Actress Krista Apple faces her largest audience yet

Temple alumna takes the stage at “Other Desert Cities.”

Krista Apple takes the largest stage in her career thus far at the Walnut Street Theatre in Jon Robin Baitz’s “Other Desert Cities.” | COURTESY WALNUT STREET THEATRE
Krista Apple takes the largest stage in her career thus far at the Walnut Street Theatre in Jon Robin Baitz’s “Other Desert Cities.” | COURTESY WALNUT STREET THEATRE

Krista Apple’s husband pointed out that in her role as Brooke Wyeth in “Other Desert Cities” at the Walnut Street Theatre, she would be performing for more people in one night than the combined number of people watching her in her next role as Queen Elizabeth with the Philadelphia Artists’ Collective throughout the show’s 17-day run.

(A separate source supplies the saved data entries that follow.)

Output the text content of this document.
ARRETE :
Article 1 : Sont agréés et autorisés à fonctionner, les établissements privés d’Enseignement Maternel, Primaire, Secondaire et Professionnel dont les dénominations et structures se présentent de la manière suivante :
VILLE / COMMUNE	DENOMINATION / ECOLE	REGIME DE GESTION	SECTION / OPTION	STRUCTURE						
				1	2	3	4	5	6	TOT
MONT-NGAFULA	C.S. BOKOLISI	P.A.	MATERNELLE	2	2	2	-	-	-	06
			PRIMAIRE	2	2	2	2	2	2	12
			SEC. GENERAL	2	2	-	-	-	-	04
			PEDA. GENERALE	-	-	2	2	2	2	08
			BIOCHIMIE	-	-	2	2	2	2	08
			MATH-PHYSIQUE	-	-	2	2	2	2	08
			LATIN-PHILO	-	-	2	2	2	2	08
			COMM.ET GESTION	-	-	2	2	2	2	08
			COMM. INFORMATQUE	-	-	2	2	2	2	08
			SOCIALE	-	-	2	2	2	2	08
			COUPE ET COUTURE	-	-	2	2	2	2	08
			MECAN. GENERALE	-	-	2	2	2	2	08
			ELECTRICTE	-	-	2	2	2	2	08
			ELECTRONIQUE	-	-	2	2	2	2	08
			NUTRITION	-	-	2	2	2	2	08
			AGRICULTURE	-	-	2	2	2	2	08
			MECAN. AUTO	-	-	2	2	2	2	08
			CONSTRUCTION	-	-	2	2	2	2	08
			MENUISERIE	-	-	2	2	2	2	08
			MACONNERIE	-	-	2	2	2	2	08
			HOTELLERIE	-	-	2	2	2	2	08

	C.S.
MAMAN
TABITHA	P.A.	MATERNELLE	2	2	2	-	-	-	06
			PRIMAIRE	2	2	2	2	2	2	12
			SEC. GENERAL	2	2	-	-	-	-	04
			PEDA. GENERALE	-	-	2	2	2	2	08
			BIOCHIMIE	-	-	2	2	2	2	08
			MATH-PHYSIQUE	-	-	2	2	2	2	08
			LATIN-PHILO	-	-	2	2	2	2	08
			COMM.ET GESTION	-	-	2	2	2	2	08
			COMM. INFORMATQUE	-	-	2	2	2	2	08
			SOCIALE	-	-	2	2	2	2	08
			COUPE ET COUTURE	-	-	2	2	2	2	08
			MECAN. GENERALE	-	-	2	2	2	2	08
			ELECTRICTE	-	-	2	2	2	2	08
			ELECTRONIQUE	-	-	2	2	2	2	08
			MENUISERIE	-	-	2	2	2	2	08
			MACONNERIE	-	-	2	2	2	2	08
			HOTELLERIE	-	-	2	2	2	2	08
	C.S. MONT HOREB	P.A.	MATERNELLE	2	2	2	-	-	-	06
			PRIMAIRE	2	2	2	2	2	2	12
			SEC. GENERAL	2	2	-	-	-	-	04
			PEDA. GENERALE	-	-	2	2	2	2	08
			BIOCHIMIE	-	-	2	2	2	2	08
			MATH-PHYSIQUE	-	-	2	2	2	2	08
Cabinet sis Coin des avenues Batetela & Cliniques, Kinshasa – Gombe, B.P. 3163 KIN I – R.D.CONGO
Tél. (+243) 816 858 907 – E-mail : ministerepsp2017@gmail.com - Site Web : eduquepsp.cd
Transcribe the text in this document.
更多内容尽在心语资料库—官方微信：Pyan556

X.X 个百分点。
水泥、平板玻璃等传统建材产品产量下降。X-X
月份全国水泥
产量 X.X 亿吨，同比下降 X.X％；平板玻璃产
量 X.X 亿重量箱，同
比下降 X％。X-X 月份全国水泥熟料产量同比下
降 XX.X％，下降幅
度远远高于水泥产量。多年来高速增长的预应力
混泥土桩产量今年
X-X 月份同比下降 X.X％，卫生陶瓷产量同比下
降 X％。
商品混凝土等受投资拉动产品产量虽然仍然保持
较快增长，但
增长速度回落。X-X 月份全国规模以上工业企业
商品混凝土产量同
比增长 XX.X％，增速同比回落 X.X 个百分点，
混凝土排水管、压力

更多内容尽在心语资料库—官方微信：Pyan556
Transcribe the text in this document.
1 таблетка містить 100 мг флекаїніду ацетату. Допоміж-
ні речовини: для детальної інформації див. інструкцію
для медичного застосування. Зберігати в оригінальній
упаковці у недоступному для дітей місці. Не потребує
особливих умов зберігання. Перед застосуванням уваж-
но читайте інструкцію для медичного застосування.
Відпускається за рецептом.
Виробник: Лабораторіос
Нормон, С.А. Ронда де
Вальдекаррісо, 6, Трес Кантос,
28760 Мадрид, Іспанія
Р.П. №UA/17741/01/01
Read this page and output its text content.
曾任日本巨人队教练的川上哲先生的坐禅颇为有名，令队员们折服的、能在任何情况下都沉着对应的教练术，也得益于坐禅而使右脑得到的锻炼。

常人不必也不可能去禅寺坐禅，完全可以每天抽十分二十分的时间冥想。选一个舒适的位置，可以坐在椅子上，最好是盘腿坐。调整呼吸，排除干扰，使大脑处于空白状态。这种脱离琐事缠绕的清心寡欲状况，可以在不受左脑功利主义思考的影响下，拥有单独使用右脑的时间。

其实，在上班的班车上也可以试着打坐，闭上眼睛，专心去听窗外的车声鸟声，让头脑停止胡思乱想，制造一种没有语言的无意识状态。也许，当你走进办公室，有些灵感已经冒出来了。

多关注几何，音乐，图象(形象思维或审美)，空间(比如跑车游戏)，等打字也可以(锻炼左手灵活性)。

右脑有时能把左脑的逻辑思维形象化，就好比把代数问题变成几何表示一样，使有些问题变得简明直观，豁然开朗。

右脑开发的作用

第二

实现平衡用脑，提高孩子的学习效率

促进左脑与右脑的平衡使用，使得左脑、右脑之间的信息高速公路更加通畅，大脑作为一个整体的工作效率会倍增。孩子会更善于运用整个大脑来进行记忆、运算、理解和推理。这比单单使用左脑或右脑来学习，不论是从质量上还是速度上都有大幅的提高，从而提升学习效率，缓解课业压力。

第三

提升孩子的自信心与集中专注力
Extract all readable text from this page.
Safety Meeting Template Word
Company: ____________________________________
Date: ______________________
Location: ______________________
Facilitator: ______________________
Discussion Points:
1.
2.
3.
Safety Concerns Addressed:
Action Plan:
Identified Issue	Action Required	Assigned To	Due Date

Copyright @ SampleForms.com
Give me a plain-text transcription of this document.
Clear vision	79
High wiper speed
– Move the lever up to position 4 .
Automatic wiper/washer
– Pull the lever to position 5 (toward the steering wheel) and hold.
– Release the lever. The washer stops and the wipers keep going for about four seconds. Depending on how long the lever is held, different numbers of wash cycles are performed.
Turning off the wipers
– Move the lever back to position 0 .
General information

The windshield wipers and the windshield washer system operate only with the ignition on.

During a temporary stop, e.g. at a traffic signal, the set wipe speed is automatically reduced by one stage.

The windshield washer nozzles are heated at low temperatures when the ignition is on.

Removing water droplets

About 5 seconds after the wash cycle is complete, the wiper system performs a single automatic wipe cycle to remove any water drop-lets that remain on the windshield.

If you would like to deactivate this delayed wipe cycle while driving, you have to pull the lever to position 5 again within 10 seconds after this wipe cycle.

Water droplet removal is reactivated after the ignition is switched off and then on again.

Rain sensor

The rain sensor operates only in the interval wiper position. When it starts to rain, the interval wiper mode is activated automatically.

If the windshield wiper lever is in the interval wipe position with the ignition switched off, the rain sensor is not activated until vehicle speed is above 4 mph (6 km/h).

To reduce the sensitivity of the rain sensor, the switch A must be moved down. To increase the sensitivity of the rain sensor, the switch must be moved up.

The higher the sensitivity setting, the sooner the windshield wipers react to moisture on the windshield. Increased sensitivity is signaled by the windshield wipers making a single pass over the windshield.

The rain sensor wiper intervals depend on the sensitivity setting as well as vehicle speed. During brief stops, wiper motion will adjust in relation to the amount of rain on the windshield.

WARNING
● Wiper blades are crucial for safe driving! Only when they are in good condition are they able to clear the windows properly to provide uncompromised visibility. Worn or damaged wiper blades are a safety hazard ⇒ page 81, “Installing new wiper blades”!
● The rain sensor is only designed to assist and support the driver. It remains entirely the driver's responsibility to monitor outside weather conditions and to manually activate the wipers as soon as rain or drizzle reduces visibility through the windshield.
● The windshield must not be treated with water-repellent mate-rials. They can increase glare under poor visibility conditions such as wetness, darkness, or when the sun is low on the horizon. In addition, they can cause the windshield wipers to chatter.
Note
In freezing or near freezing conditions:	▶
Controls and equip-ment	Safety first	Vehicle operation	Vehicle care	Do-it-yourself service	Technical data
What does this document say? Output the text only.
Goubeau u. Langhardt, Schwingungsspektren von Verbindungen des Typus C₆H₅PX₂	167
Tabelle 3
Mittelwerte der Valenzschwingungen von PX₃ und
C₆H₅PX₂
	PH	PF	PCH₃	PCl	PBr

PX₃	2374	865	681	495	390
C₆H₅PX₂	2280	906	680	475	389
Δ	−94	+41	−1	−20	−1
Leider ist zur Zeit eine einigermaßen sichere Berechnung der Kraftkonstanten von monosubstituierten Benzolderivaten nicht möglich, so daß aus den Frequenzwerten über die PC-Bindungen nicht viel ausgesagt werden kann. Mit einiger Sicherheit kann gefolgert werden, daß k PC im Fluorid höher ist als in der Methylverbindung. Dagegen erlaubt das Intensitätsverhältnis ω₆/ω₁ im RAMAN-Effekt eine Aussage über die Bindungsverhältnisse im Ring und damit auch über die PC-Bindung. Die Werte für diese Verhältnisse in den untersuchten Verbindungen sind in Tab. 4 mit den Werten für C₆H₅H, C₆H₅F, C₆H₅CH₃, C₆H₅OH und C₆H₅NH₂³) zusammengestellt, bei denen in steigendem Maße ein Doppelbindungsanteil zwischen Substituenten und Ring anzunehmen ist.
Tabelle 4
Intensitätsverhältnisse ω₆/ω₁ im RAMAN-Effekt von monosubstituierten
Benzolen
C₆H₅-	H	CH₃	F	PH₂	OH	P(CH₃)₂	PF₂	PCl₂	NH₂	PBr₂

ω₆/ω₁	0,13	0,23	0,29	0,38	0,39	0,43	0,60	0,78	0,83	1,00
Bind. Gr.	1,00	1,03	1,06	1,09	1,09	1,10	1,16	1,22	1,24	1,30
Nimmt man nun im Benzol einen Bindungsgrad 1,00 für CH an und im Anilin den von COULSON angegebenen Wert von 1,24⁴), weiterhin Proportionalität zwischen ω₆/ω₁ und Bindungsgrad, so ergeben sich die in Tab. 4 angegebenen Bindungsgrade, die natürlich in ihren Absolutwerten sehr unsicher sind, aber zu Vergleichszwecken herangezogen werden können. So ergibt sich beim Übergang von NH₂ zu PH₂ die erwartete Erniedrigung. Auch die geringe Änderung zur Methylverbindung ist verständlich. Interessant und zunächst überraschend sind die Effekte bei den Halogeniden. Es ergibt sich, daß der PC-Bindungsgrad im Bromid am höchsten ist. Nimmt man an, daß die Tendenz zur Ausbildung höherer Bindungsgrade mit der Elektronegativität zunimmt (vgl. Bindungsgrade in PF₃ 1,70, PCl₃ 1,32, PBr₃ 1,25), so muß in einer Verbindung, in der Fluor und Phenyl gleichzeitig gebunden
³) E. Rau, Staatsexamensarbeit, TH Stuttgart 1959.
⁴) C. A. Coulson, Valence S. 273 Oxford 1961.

With more than 1,000 people watching her perform the latest play in Walnut Street Theatre’s 2014 season at every performance, Apple realized how vast 1,000 people are in one theater, and how different that is for her.

“I love that side of human nature,” Apple said. “The side that loves to be told a story and be in the room that it was told. It’s what we’ve been doing for thousands of years, and it’s pretty important. When there are 1,000 people in the room, it really feels pretty important.”

In 2009 Apple graduated with an master’s of fine arts in acting, unsure of what kind of jobs she would have in theater.

“I started at Temple’s program assuming I would go right into a university teaching job, but the acting work started coming, and I obviously got into theater because of both my love of teaching and the art itself, so I wasn’t going to turn down that work,” Apple said.

Apple teaches at Drexel and the University of the Arts, and she has advised at Temple in the past, where she teaches acting to theater and non-theater majors.

“When you’re onstage, it’s very easy to feel really removed from the end result; it’s rare that you get to interact with the audience,” Apple said. “We don’t get to have conversations or actively know what effect we have on an audience. With teaching, you know immediately what effect you have on your students, semester to semester, class to class.”

Without ever being in Philadelphia before she studied at Temple, Apple said she chose this city because of the theater community.

“I like to call it the best kept theater secret in the country,” Apple said. “I know that what I do here, I couldn’t do anywhere else in the country. There is not a place in the country where there is this amount of available work and where I feel like I could be part of a community. I actually know the people I am making my art with.”

Apple described the Philly theater scene as a unique community, where it was easy to develop deep and meaningful artistic relationships over time. In her latest show, “Other Desert Cities” by Jon Robin Baitz, Apple said she was comfortable with her co-stars Greg Wood and Matteo Scammell, who play her father and brother in the show, because they have worked with her in the past.

“They are two of the people in the show that my character feels very close to,” Apple said. “It sure helps that I already feel close to them.”

The show is about Apple’s character Brooke, a liberal writer, when she returns home for Christmas to visit her conservative parents in Palm Springs, Calif., with the news that she had written a book about them. The news does not go over well, and all of the characters confront their differences, not only politically, but also with their ways of dealing with personal tragedy.

“It certainly is one of the largest roles I’ve played in a long time – it’s probably my biggest since leaving Temple,” Apple said. “It was a game changer for me, because it was one of the largest roles I’ve been given in Philly, and the largest theater.”

For Apple, the show seems to encourage the audience to take sides, and force them to notice more than just the lighting or costume design. It compels the audience to have conversations about the themes, issues and betrayals in the story.

“It’s a really powerful thing to be standing on stage not just for my character, but for the audience’s point of view as well,” Apple said. “I’m up there taking a side for people who know what it’s like to deal with a grief in a way that other people can’t acknowledge. You can hear the sides being taken in the room.”

As a producer of classical theater with her husband in the Philadelphia Artists’ Collective, a small theater company that celebrates classical theater, Apple has not worked on a play that was written after 1920 in almost two years. Her next role as Queen Elizabeth in “Mary Stuart” with PAC, running April 2-19 at Broad Street Ministry, reflects the kind of work she typically does on stage.

“Whenever you are working on anything, but especially a classical piece, you have to keep your audience in mind,” Apple said. “Today we need things to happen faster and are interested in things that are only happening quickly. It’s all about the audience experience.”

“Other Desert Cities” at the Walnut Street Theatre runs until March 2.